Jay Senter and Shaila Dewan, New York Times, July 7, 2022
A white Minneapolis police officer whose murder of a Black man outside a convenience store touched off protests around the world was sentenced to 21 years in federal prison on Thursday, in a case that signaled a new readiness to hold police officers criminally accountable for misconduct.
The former officer, Derek Chauvin, 46, was sentenced for using excessive force under color of law against both George Floyd, the man who died in the encounter, and a 14-year-old boy, also Black, who was injured in an unrelated, though similar, incident.
With time already served deducted, Mr. Chauvin’s sentence amounts to 20 years and five months, near the lower end of the range of 20 to 25 years prescribed by the sentencing guidelines. His federal and state sentences are to be served concurrently.
The sentencing marks the likely end of Mr. Chauvin’s legal saga. He was convicted of murdering Mr. Floyd in a dramatic trial in state court last year and sentenced to 22 and a half years in prison, a conviction he has appealed. The sentence on Thursday came in a separate federal civil rights case in which Mr. Chauvin pleaded guilty, severely limiting his right to challenge the sentence.
Philonise Floyd, Mr. Floyd’s brother, urged the court to give Mr. Chauvin the maximum sentence. “I haven’t had a real night’s sleep because of the nightmares I constantly have hearing my brother beg and plead for his life over and over again,” he said.
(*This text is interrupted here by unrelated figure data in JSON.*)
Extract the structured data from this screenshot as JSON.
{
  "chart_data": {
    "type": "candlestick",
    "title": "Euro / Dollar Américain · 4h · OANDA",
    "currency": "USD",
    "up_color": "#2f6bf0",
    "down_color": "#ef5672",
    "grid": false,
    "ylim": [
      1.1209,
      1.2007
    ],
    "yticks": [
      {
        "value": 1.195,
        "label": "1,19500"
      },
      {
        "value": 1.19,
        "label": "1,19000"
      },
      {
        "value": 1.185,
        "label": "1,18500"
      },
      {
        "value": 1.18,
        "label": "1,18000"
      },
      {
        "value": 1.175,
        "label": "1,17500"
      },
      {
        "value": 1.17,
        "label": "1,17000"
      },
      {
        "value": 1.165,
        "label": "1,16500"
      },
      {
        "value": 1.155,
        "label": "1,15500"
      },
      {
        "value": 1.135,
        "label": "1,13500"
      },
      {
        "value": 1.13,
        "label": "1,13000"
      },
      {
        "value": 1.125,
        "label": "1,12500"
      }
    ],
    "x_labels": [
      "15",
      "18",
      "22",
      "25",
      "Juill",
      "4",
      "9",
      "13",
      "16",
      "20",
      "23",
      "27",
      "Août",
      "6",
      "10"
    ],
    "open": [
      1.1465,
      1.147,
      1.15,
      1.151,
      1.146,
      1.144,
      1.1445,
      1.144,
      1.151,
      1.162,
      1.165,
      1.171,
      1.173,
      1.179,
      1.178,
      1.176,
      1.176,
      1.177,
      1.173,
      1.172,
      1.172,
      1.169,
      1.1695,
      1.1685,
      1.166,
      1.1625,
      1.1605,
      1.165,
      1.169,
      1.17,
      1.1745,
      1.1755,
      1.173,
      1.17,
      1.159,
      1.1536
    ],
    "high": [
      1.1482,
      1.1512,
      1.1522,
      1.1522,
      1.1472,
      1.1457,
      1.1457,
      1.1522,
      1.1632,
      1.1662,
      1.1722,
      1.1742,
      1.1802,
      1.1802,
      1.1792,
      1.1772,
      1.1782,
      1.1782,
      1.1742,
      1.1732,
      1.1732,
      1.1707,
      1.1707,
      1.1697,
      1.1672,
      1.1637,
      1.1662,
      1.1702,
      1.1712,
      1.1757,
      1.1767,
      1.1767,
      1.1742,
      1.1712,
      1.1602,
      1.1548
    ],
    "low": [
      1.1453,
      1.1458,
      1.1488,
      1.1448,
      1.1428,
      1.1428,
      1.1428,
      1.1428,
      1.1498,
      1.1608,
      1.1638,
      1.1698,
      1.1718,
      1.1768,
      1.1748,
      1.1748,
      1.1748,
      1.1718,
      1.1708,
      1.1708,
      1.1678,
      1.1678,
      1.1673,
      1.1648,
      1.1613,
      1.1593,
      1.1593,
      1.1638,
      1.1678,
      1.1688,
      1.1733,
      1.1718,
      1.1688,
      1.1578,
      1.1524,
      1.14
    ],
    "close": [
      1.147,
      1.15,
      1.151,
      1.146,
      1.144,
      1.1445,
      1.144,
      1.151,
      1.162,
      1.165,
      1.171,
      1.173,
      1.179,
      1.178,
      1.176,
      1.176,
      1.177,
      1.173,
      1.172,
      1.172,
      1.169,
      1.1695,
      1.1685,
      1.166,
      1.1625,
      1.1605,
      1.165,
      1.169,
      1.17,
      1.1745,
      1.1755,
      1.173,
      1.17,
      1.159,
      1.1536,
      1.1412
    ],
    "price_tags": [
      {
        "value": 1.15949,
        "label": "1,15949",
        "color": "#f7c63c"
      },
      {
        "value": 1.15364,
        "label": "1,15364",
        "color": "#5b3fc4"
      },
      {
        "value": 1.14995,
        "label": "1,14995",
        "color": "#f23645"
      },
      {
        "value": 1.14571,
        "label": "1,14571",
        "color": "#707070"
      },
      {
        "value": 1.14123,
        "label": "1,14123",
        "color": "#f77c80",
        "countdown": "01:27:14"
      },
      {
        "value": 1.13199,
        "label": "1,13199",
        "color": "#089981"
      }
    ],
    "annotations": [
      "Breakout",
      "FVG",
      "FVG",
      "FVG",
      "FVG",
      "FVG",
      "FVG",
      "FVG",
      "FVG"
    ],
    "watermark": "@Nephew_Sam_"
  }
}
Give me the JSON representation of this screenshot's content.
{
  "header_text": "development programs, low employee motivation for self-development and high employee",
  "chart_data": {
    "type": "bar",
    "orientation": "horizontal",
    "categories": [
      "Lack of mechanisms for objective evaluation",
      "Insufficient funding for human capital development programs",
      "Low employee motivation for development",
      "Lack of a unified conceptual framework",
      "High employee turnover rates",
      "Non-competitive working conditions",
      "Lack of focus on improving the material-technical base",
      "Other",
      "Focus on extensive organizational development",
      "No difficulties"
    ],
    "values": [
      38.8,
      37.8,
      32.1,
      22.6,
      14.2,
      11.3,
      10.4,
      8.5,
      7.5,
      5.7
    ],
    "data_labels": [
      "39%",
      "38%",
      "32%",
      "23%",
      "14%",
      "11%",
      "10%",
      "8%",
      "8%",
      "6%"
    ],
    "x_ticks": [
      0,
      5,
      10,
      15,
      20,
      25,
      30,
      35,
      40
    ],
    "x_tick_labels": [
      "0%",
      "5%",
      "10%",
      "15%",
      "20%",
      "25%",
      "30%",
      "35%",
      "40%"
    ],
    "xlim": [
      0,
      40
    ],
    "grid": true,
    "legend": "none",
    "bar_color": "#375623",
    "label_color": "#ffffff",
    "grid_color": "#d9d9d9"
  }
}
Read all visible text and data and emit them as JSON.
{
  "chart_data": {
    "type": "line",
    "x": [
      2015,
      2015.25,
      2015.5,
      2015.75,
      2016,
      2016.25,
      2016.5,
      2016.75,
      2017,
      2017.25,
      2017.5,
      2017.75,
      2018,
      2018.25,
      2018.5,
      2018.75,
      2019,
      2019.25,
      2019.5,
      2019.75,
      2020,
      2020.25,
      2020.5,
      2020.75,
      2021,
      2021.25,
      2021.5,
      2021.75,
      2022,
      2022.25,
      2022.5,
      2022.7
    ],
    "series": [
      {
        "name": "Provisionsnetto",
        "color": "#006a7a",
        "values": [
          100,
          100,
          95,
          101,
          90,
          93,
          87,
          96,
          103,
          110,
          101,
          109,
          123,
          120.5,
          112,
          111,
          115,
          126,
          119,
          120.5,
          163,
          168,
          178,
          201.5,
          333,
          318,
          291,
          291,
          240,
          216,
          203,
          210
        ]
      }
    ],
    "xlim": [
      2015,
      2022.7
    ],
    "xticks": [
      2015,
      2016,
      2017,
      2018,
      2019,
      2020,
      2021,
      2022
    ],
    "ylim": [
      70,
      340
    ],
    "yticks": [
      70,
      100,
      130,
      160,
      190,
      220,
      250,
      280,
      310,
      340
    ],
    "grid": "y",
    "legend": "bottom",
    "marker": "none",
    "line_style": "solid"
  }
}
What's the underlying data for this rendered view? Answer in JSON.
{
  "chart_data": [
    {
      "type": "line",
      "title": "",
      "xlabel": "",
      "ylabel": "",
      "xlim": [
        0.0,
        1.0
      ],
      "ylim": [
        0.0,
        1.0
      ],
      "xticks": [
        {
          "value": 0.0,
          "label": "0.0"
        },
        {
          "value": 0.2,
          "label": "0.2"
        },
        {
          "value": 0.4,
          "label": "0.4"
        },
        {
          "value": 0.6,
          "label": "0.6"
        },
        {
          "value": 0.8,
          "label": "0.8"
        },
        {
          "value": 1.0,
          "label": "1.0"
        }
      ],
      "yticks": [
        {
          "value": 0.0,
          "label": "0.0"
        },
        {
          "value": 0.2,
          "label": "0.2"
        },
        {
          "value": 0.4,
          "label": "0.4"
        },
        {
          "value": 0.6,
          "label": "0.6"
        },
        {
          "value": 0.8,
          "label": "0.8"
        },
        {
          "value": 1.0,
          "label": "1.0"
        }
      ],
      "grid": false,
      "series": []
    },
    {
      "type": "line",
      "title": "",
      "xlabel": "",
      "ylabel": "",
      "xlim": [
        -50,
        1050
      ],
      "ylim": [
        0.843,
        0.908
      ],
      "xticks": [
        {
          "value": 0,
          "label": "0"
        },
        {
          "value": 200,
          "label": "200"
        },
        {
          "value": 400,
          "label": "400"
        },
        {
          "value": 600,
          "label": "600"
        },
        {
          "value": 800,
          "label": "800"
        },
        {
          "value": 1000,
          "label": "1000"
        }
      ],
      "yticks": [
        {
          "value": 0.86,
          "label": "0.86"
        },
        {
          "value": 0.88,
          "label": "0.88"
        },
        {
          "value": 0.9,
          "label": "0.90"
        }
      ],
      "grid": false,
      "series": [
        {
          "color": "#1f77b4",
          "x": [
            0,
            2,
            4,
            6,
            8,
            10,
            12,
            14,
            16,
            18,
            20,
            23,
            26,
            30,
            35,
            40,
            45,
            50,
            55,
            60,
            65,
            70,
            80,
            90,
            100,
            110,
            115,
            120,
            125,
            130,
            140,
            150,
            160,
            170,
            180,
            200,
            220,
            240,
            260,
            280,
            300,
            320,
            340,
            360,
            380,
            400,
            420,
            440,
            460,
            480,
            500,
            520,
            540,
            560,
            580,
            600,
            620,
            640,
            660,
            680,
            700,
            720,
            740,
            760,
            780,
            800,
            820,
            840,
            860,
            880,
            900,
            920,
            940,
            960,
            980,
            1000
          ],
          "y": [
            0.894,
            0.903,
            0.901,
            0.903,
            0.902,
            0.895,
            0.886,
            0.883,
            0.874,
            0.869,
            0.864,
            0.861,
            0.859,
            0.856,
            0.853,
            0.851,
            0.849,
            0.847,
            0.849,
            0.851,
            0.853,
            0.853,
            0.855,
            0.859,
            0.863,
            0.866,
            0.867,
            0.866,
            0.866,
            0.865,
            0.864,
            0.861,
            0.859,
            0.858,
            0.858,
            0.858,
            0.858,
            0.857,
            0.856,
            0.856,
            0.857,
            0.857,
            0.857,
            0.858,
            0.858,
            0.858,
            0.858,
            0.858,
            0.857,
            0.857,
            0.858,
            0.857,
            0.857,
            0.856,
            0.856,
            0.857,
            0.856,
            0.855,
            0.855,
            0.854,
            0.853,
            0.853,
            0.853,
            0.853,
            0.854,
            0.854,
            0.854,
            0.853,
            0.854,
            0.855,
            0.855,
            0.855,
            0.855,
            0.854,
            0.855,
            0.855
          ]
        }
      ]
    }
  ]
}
Prosecutors also argued for Mr. Chauvin to receive the maximum sentence, in part because he pleaded guilty in two encounters.
Mr. Chauvin, who has made scant public comments since his arrest, also addressed the court, though he offered no apology for his actions.
Both he and his lawyer, Eric J. Nelson, sought to portray Mr. Chauvin as a casualty of prevailing political winds. “Your honor, I recognize the difficult and unpleasant job of this case — having to follow legal standards in a charged political environment must be very trying,” Mr. Chauvin said.
Carolyn Pawlenty, Mr. Chauvin’s mother, spoke on her son’s behalf, just as she did at his sentencing in the state trial. She cited his 20 years of service to the Minneapolis Police Department and said that many of its members had “failed to back their own,” an apparent reference to condemnation of her son’s actions and testimony against him by fellow officers.
She said her son had received thousands of cards expressing support, enough to fill a room of her house.
The plea agreement suggested that Mr. Chauvin’s federal sentence be about the same length as the state sentence, 20 to 25 years, giving him the opportunity to do his time in a federal prison where he would be less likely to encounter people he had helped convict when he was an officer.
Three other officers participated in the fatal arrest of Mr. Floyd: two rookies, J. Alexander Kueng and Thomas Lane, and a more experienced officer, Tou Thao, who, along with Mr. Chauvin, arrived on the scene to provide backup. Bystander video of the encounter went viral and all four officers were swiftly fired.
They also faced federal civil rights charges in addition to state murder charges, a move that Mark Osler, a former federal prosecutor and law professor at the University of St. Thomas in the Twin Cities, said was more than a practical safeguard against acquittals or successful appeals in state court.
“It was the federal government making a statement about this case being important nationally,” he said. “And it also was a conviction on something beyond what we saw in the state — it was about the deprivation of civil rights, not just the killing of George Floyd.”